At this point I was getting up to leave. She had been passionate about what she was saying but we weren't likely to come to blows; I wanted to leave while I could still be polite. She IS a nice person, just a misguided zealot in my opinion.
And as I was walking away, I remembered/realised a few things:
1) She and her husband market various 'natural remedies' via direct marketing (borderline illegal in this country). Their daughter has a lot of problems due to brain injury as a toddler, they are desperate parents convinced they have found a viable treatment (which, to afford, they must also sell to others).
2) She is a BIG influence in difficult child 3's best friend's mother, who vacillates from medicating her son with ritalin (prescribed by the pediatrician) to not medicating him because "so-and-so said it's wrong to drug your kids - take this supplement instead, it's only $100 a bottle this week." Friend's mum has now run out of ritalin and is too scared of what the pediatrician will say, so her son is going unmedicated (and not coping as well) all because one very pushy friend has such a hold over a 'customer'.

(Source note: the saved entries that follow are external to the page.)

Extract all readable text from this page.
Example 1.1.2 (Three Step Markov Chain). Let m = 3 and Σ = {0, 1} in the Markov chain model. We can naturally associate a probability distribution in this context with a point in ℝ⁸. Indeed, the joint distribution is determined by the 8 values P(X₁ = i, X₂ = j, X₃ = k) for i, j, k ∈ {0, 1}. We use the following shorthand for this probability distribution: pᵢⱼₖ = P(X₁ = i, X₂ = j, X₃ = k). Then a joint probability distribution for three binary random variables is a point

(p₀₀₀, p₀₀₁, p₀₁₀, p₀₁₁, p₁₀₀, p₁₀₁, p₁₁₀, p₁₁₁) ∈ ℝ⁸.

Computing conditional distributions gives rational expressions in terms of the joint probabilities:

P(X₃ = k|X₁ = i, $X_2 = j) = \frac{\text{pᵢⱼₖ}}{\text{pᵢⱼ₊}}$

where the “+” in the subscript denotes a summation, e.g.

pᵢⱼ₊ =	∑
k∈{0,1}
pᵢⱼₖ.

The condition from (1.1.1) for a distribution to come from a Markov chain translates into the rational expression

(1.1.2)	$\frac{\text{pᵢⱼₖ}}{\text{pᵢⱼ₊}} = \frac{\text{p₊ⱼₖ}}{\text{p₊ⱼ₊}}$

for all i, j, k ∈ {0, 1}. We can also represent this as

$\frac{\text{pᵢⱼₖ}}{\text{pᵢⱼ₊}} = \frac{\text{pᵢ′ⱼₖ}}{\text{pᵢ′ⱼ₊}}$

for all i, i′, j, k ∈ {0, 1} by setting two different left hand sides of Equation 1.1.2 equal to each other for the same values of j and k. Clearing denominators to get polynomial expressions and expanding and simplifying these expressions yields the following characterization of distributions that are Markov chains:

3) her husband also worked for our local pharmacist and one day a few years ago when I was collecting the stimulant prescriptions, he took me aside, gave me a pamphlet for THEIR products and told me to get my boys off the medications and only his supplement. Unethical AND illegal.
If caffeine works for someone, that's great. But it's not for everybody. It IS a stimulant, but so are a lot of things. My kids' treatments are overseen by a specialist (I know you guys in the US don't use pediatricians in this way, but it IS how it works down here - stupid, I know). This guy is an expert. Alternatively, I could titrate my kids for caffeine myself, but how can you assess the caffeine content of what you give them? Changing brands of coffee bean can make a big difference.
I'll stick to the prescription, thanks.